HALIFAX – Fourteen communities across Nova Scotia are closer to enjoying the benefits of clean, green locally generated electricity as the province announced the next round of approved Community Feed-In Tariff projects on Tuesday.
"We are very pleased with the vision and collaborative approach that has been demonstrated by these applicants," said Energy Minister Charlie Parker. "These projects will result in communities generating power in their own backyards, while providing economic development opportunities in the communities they serve."
Details of the projects are:
-- a 3.2-megawatt wind project owned by Watts Wind Energy, near Porters Lake
-- a 100-kilowatt hydro project owned by Halifax Water
-- a 50-kilowatt wind project owned by Annapolis Valley Waste in Kentville
-- a 500-kilowatt biomass project in Hasset, Digby Co., owned by the Municipality of Digby
-- the Municipality of Shelburne's 800-kilowatt large wind project in Sandy Point
-- two-megawatt wind projects in Yarmouth and Shelburne, owned by Scotian Windfields
-- a 1.5-megawatt project in Goldboro, Guysborough Co., and two 50-kilowatt projects in Mulgrave, owned by Celtic Current
-- a 50-kilowatt small wind project in Mulgrave owned by the Town of Mulgrave
-- a 500-kilowatt biomass project operated by Windmill Hollsteins in Shubenacadie
-- a 1.9-megawatt project operated by Affinity Renewables in Dean, near Stewiacke and 4.8-megawatt project in Truro.

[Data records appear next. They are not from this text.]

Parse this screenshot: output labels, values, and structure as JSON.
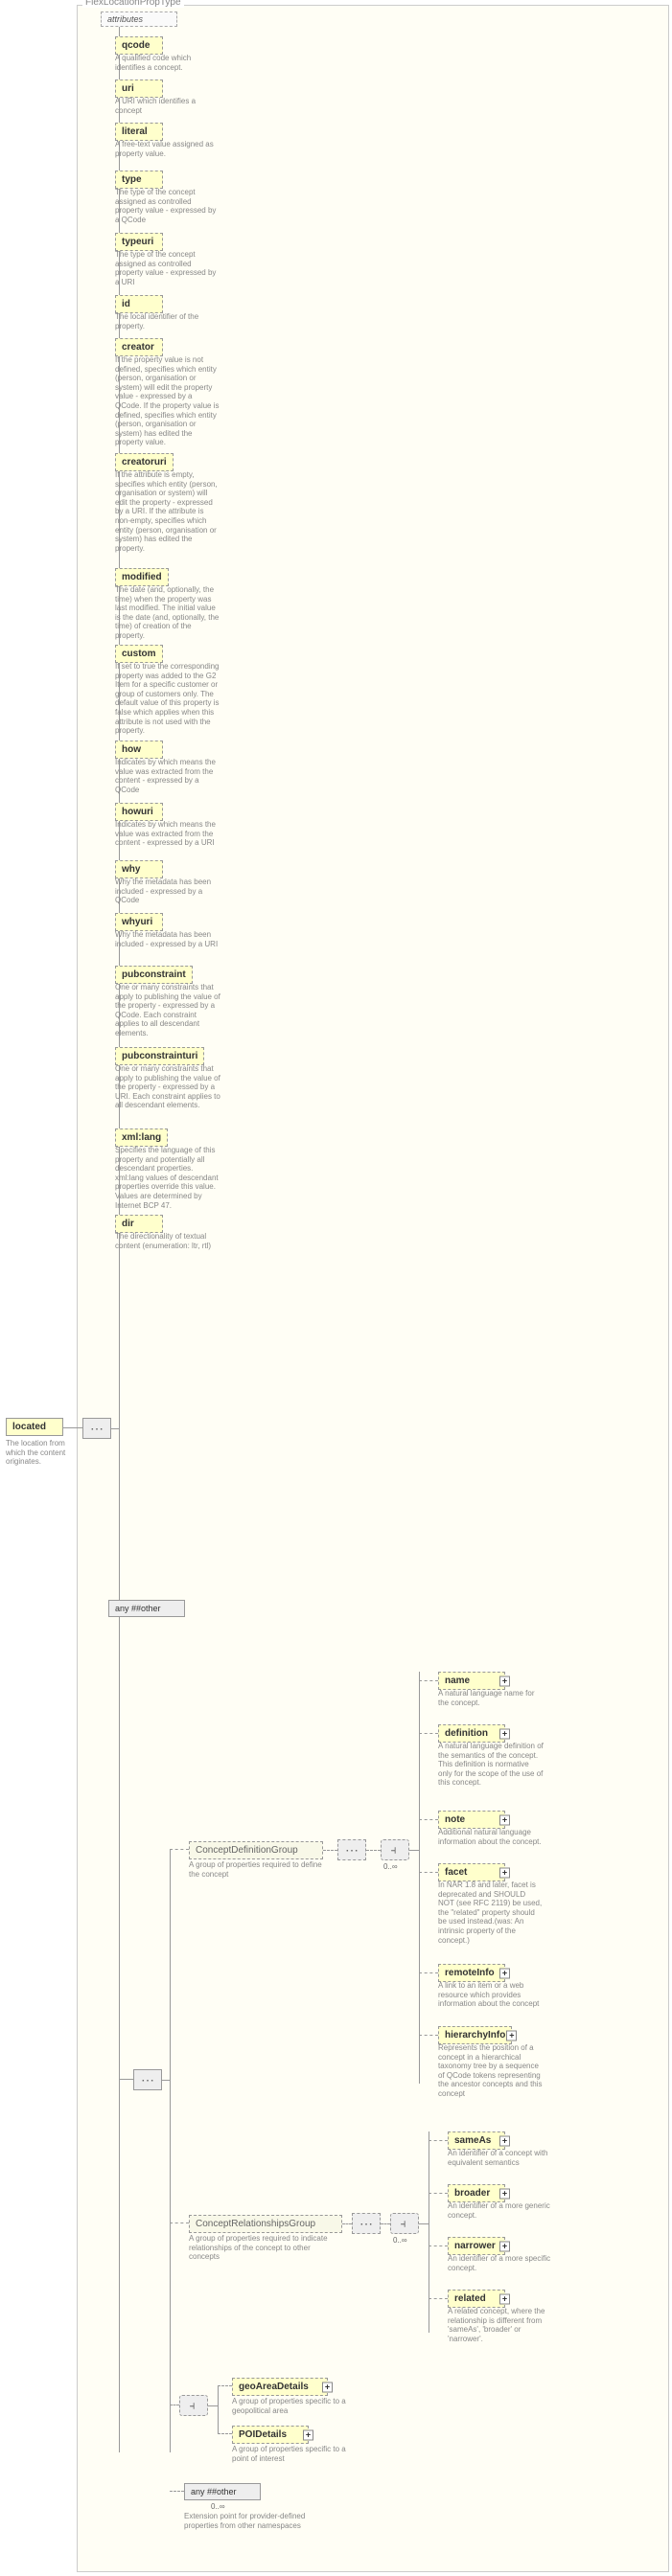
{
  "root": {
    "label": "FlexLocationPropType"
  },
  "located": {
    "label": "located",
    "desc": "The location from which the content originates."
  },
  "attributes_box": {
    "label": "attributes"
  },
  "attributes": [
    {
      "name": "qcode",
      "desc": "A qualified code which identifies a concept."
    },
    {
      "name": "uri",
      "desc": "A URI which identifies a concept"
    },
    {
      "name": "literal",
      "desc": "A free-text value assigned as property value."
    },
    {
      "name": "type",
      "desc": "The type of the concept assigned as controlled property value - expressed by a QCode"
    },
    {
      "name": "typeuri",
      "desc": "The type of the concept assigned as controlled property value - expressed by a URI"
    },
    {
      "name": "id",
      "desc": "The local identifier of the property."
    },
    {
      "name": "creator",
      "desc": "If the property value is not defined, specifies which entity (person, organisation or system) will edit the property value - expressed by a QCode. If the property value is defined, specifies which entity (person, organisation or system) has edited the property value."
    },
    {
      "name": "creatoruri",
      "desc": "If the attribute is empty, specifies which entity (person, organisation or system) will edit the property - expressed by a URI. If the attribute is non-empty, specifies which entity (person, organisation or system) has edited the property."
    },
    {
      "name": "modified",
      "desc": "The date (and, optionally, the time) when the property was last modified. The initial value is the date (and, optionally, the time) of creation of the property."
    },
    {
      "name": "custom",
      "desc": "If set to true the corresponding property was added to the G2 Item for a specific customer or group of customers only. The default value of this property is false which applies when this attribute is not used with the property."
    },
    {
      "name": "how",
      "desc": "Indicates by which means the value was extracted from the content - expressed by a QCode"
    },
    {
      "name": "howuri",
      "desc": "Indicates by which means the value was extracted from the content - expressed by a URI"
    },
    {
      "name": "why",
      "desc": "Why the metadata has been included - expressed by a QCode"
    },
    {
      "name": "whyuri",
      "desc": "Why the metadata has been included - expressed by a URI"
    },
    {
      "name": "pubconstraint",
      "desc": "One or many constraints that apply to publishing the value of the property - expressed by a QCode. Each constraint applies to all descendant elements."
    },
    {
      "name": "pubconstrainturi",
      "desc": "One or many constraints that apply to publishing the value of the property - expressed by a URI. Each constraint applies to all descendant elements."
    },
    {
      "name": "xml:lang",
      "desc": "Specifies the language of this property and potentially all descendant properties. xml:lang values of descendant properties override this value. Values are determined by Internet BCP 47."
    },
    {
      "name": "dir",
      "desc": "The directionality of textual content (enumeration: ltr, rtl)"
    }
  ],
  "any_other_1": {
    "label": "any ##other"
  },
  "groups": {
    "cdg": {
      "label": "ConceptDefinitionGroup",
      "desc": "A group of properties required to define the concept"
    },
    "crg": {
      "label": "ConceptRelationshipsGroup",
      "desc": "A group of properties required to indicate relationships of the concept to other concepts"
    },
    "gad": {
      "label": "geoAreaDetails",
      "desc": "A group of properties specific to a geopolitical area"
    },
    "poi": {
      "label": "POIDetails",
      "desc": "A group of properties specific to a point of interest"
    },
    "any2": {
      "label": "any ##other",
      "desc": "Extension point for provider-defined properties from other namespaces"
    }
  },
  "cdg_children": [
    {
      "name": "name",
      "desc": "A natural language name for the concept."
    },
    {
      "name": "definition",
      "desc": "A natural language definition of the semantics of the concept. This definition is normative only for the scope of the use of this concept."
    },
    {
      "name": "note",
      "desc": "Additional natural language information about the concept."
    },
    {
      "name": "facet",
      "desc": "In NAR 1.8 and later, facet is deprecated and SHOULD NOT (see RFC 2119) be used, the \"related\" property should be used instead.(was: An intrinsic property of the concept.)"
    },
    {
      "name": "remoteInfo",
      "desc": "A link to an item or a web resource which provides information about the concept"
    },
    {
      "name": "hierarchyInfo",
      "desc": "Represents the position of a concept in a hierarchical taxonomy tree by a sequence of QCode tokens representing the ancestor concepts and this concept"
    }
  ],
  "crg_children": [
    {
      "name": "sameAs",
      "desc": "An identifier of a concept with equivalent semantics"
    },
    {
      "name": "broader",
      "desc": "An identifier of a more generic concept."
    },
    {
      "name": "narrower",
      "desc": "An identifier of a more specific concept."
    },
    {
      "name": "related",
      "desc": "A related concept, where the relationship is different from 'sameAs', 'broader' or 'narrower'."
    }
  ],
  "cardinality": {
    "zero_inf": "0..∞"
  },
  "colors": {
    "bg": "#ffffff",
    "box_bg": "#ffffcc",
    "border": "#999999",
    "text_gray": "#888888"
  }
}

Next steps for applicants include securing financing, completing a grid-impact study and obtaining the required federal and provincial environmental assessments and approvals.
The Community Feed-in Tariff concept was introduced in the 2010 Renewable Electricity Plan to help reduce greenhouse gas emissions, provide a secure supply of clean energy at stable prices and create jobs. The program began accepting applications in September 2011.
More than 100 locally based proposals have been received from more than 20 community groups for this unique, made-in-Nova Scotia initiative to encourage community participation in renewable energy projects.
The Municipality of the District of Digby's biomass project will use mink waste to develop renewable electricity, rather than sending it to landfill.
"This project is one more step towards creating a positive environment for renewable energy investment in Digby," said Warden Linda Gregory. "We commend the province for establishing the right conditions to move this forward."
"COMFIT provides us with the opportunity to turn this waste into clean, locally generated electricity," said Max Barr, president, South West Eco Energy Ltd. "To our knowledge, this is a first for the North American mink industry."
Windmill Holsteins will use a similar process to produce energy from farm waste.
The Community Feed-in Tariff allows eligible groups to receive an established price per kilowatt hour (kWh) for projects producing electricity from certain renewable resources. Rates were established by the Utility and Review Board in September.
Projects can include wind, biomass, in-stream tidal and run-of-the-river hydroelectric developments. Eligible groups include municipalities, First Nations, co-operatives, universities and not-for-profit groups.
The COMFIT program will help the province reach its renewable electricity targets of 25 per cent renewable electricity by 2015 and 40 per cent by 2020. The province expects 100 megawatts of electricity to be produced through the COMFIT program.